Iron ore will extend losses as the biggest producers expand low-cost supply and demand growth stays weak, according to UBS Group AG, which cut price forecasts and listed the commodity as its least-favored metal. Miners’ shares fell, with Fortescue Metals Group Ltd. (FMG) down 17 percent this week.
Cheaper energy prices are lowering the cost of mining and shipping metals including iron ore, according to the bank, which forecast a rising global glut. The raw material will average $66 a metric ton this year, 22 percent less than previously forecast, and $65 in 2016, down 21 percent, it said.
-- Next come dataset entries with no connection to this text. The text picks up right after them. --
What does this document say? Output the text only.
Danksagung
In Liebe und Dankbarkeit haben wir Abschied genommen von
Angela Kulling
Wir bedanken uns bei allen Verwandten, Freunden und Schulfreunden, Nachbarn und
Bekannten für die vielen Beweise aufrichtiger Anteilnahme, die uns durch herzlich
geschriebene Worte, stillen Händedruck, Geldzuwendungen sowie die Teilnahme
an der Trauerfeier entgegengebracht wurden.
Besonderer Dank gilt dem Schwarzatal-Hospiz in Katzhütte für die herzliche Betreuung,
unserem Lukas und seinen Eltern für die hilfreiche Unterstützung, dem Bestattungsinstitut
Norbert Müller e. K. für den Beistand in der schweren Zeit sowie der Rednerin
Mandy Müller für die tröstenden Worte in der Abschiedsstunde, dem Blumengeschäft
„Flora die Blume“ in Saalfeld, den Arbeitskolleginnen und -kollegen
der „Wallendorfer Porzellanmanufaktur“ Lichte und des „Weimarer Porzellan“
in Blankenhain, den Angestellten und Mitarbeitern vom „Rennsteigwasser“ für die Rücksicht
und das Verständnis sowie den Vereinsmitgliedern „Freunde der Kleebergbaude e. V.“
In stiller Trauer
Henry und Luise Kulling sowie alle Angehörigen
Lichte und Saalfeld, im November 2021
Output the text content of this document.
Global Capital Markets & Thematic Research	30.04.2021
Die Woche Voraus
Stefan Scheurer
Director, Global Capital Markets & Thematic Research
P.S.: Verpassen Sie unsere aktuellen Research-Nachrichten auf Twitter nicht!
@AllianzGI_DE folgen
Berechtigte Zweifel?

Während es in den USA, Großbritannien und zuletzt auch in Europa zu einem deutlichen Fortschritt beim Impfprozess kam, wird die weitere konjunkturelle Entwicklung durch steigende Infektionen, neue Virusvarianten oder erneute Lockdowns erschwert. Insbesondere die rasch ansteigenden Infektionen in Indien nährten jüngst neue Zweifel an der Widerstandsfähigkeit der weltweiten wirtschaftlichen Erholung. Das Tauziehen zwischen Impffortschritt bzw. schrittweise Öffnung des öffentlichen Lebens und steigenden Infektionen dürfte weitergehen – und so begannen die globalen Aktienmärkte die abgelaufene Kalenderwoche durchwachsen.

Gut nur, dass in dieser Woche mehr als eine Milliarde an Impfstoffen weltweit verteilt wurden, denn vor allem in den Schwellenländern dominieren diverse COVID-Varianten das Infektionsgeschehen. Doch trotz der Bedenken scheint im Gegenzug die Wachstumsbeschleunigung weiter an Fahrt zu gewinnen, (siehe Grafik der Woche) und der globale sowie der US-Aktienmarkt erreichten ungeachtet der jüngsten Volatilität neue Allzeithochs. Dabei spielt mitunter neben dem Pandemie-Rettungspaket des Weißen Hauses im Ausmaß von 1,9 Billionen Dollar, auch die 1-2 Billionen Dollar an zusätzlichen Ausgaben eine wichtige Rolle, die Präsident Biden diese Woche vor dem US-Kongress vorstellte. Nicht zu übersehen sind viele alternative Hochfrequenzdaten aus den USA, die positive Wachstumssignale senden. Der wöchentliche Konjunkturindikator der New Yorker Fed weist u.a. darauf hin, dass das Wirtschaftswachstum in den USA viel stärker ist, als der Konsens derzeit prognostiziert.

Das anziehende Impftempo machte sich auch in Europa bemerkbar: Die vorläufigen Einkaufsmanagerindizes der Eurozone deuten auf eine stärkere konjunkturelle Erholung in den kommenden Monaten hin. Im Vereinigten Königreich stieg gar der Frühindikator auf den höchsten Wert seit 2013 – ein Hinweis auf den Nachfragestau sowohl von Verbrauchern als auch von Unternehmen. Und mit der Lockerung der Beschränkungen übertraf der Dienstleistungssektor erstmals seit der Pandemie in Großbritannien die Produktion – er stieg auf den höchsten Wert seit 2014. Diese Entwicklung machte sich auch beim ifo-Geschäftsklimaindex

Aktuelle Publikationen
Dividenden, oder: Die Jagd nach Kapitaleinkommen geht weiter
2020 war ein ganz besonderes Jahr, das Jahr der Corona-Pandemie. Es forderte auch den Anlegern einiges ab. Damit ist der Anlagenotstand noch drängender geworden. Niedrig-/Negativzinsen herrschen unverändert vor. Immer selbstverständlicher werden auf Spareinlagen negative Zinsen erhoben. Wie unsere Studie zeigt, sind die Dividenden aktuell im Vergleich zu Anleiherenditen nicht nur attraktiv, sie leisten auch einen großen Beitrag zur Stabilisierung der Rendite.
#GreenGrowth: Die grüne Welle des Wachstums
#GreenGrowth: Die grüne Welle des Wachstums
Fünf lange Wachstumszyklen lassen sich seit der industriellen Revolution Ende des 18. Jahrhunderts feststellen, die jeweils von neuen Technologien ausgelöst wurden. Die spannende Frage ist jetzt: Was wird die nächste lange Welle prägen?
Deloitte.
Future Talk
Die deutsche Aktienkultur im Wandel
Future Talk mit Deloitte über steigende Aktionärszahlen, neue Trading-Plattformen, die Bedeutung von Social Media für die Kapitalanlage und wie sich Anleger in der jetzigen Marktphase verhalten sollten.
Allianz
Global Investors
Surging low-cost supplies from BHP Billiton Ltd. (BHP), Rio Tinto Group and Vale SA are outpacing demand growth in China, spurring a 47 percent plunge in prices last year. UBS’s price-forecast cuts follow similar reductions yesterday from Citigroup Inc., which cited rising supplies and cheaper oil. Among projects set to start output this year amid the bear market is the A$10 billion ($8.2 billion) Roy Hill mine in Australia’s Pilbara.
“The iron ore battle for market share will renew in 2015,” UBS analysts including Daniel Morgan wrote. “Demand growth again looks likely to remain anaemic, outstripped by supply growth from the three majors, Minas-Rio and Roy Hill.”
Ore with 62 percent content delivered to Qingdao, China, dropped 0.6 percent to $68.30 a dry ton yesterday, the lowest level in almost three weeks, according to Metal Bulletin Ltd. The benchmark dropped to a five-year low of $66.84 on Dec. 23.
Oil Collapse
Oil slumped 46 percent last year, the most since the global financial crisis, as the U.S. pumped at the fastest rate in more than three decades and OPEC resisted calls to cut production. About 37 percent of iron ore production cost is energy-related, Macquarie Group Ltd. estimates.
“Energy is a key cost input for all mined commodities,” the UBS analysts said. “A lower oil price is a great leveler, delivering larger benefits to those with the most marginal operations.”
The global surplus will swell from 35 million tons this year to more than 200 million tons by 2018, UBS predicted. This year, seaborne supply will expand 6.3 percent compared with demand growth of 4 percent, according to the bank.
Not everyone is bearish. Iron ore may climb 10 percent in the first half, Morgan Stanley said on Jan. 12. While exports from Australia and Brazil will increase this year, further supply cuts from some seaborne producers and Chinese mines may help prices hold at about $70 a ton for the most of 2015, Westpac Banking Corp. said in a report today.
Rio shares retreated as much as 2.7 percent to A$54.04 in Sydney and traded at A$54.21 at 2:13 p.m. local time. BHP, which mines iron ore and supplies crude, lost as much as 2.6 percent to A$26.50, the lowest price since 2008, before paring losses to A$26.97. Fortescue Metals Group, Australia’s third-largest shipper, dropped for a fourth day to the lowest since 2009.